Sophie Larrimore: Better Once Than Never

21 November 2024 - 11 January 2025
Works
Overview

Galleri Golsa is proud to present Better Once Than Never, Sophie Larrimore's first exhibition in Norway, featuring a new series of paintings and works on paper. Larrimore’s art invites viewers into a richly layered world where fragments of the past and future intersect. Her imagery, blending figurative and abstract elements, draws inspiration from historical traditions such as illuminated manuscripts, hieroglyphs, and Roman sarcophagi, while resisting linear storytelling.

 

At the heart of the exhibition are recurring figures: rhythmic, repeated poodles and dynamic female nudes exploring their surroundings with newfound agency. Larrimore’s compositions challenge spatial logic, blending flatness and depth to evoke a sense of timelessness and ambiguity. The result is a visual language that blurs the boundaries between object and image, inviting viewers to consider how symbols, memory, and history shape the spaces we inhabit.

Installation Views
Exhibition text

Stepping into the paintings of Sophie Larrimore, one is pulled into the past and back into the future. At an intersection of what we think we know, and what we think we would like to know, Larrimore presents a pictorial world where fragments of logic belong to different points in both lived and proposed times. 

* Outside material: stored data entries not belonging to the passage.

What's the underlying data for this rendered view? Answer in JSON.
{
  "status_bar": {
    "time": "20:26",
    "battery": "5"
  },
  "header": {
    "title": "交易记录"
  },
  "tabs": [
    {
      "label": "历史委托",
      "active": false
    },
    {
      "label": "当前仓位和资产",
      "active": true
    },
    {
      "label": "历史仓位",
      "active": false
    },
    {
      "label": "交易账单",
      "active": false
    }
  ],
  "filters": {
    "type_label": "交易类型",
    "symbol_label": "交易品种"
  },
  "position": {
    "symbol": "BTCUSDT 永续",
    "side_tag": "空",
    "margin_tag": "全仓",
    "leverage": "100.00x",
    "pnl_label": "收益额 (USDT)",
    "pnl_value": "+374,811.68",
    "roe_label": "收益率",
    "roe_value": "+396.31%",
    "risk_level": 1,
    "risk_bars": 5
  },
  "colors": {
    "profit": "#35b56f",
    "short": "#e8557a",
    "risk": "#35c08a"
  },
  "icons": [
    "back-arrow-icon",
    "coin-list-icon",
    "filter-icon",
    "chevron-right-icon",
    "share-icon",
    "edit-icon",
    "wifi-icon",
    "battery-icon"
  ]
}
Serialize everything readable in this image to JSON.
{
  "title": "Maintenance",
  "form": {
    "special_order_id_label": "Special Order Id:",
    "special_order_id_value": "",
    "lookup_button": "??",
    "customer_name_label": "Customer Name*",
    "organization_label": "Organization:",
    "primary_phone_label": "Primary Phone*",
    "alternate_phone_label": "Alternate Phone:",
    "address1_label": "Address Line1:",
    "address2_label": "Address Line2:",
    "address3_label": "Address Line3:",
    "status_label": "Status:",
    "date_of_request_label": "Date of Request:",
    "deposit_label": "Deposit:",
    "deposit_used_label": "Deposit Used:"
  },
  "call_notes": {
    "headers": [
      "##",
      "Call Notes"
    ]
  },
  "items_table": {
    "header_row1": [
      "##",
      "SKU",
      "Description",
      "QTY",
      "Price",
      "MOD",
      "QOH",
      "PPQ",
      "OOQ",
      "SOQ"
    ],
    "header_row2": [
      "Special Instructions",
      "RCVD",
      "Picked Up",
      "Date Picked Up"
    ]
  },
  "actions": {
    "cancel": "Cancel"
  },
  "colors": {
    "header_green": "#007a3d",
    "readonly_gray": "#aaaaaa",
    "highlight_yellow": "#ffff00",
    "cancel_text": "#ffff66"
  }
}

The paintings are predominantly figurative, with elements of abstraction that blend into a concoction unlimited by the measurements of a single recipe. Known for repeating stylistic figures in a composition of both flat and three-dimensional qualities, Larrimore references a wide range of artistic traditions, from hieroglyphs to illuminated manuscripts, ancient reliefs, and impressionist landscapes. Working within an area of selected and compiled sources, she explores imagery within a perimeter equally fluctuating as self-imposed.


For the exhibition Better Once Than Never at Galleri Golsa, Larrimore presents a new series of paintings that teases a shift in her practice. The perspective is still rendered in an undeterminable hybrid of the flat and the three-dimensional, and the figures still carry their stylistic properties, yet they now seem to have been given a consciousness. Slowly and in different stages of relational play, they appear to be in an early phase of exploring both themselves and the space they find themselves within. It is almost as if Larrimore has placed them there, and they now begin to move on their own.  


We see the dog, more specifically the poodle, depicted again and again, over and over, in the same shape and the same size. Small pellets dotted in subtle variations compose their form and movement. In profile, lying down, seated frontally, tilted, upside down, or rotated in a half-turn. Their eyes are merely indicated, and their mouths only a slither, either empty or with a thin, pointy tongue and teeth. Accompanied by an equally repeated female nude, they proceed to investigate the logic of their surroundings in joined forces. Whereas the poodle remains in variations of almost identical form, the humans seem to encompass an additional force - one that seeks to break out of its predicted formality. Kneeling, crouching, crawling up, overlapping, diving down, then only a head. Partially dissecting their bodies and movements, Larrimore proceeds to dissolve our accustomed perception of pictorial reasoning. 


With an emphasis on the tactility of painting, Larrimore uses solid, carved frames in some of her works. Not dependent but occasionally present, the shifting dialogue between the canvas and the frames extends the physicality of the work. Seen in relation to the stylistic features of the depicted figures, one can think of Assyrian reliefs, Roman sarcophagi, and altarpieces of the Early Modern. If carved into a wall, a block of stone, or painted onto a panel, the development of pictorial motifs entails an inherently physical past with a blurred border between the categorization of painting and object – one that Larrimore recollects. 


From the physical to the conceptual, referencing the tactile memory of the medium calls upon yet another way of imagining space. As Assyrian reliefs portrayed the gods, Roman sarcophagi housed the dead, and altarpieces of the Early Modern depicted the divine - death, afterlife, and devotional ideals have long roamed the narratives of pictorial matter. Reflecting our obsessions, the saturated presence of a dimension lying beyond the one we proclaim to grasp can also be said to have found a seat here. Here, where the worlds of Larrimore muddle our conception of what is up from what is down, moving left or right, towards us or into itself. Presented with a space where the laws of nature no longer apply, what we might face, then, is a site where also life no longer abides by the limits of ours, or one where we have already transposed. 


Occupied with the idea of non-narratives, Larrimore initiates a sensation of emerging chaos by withholding a conform storyline. Standing before the new series of paintings, we find ourselves on the verge between multiple fractions of known territory that somehow present themselves anew. By actively refusing successional narratives, the paintings are prone to read as something else – something perhaps in the shape of a map or as directions to a place we have not heard of or into a state we do not know of. Constantly challenging the normative conditions of her medium, Larrimore pulls, twists, and flips her subjects within an alternating reality that speaks with the fabric of our own.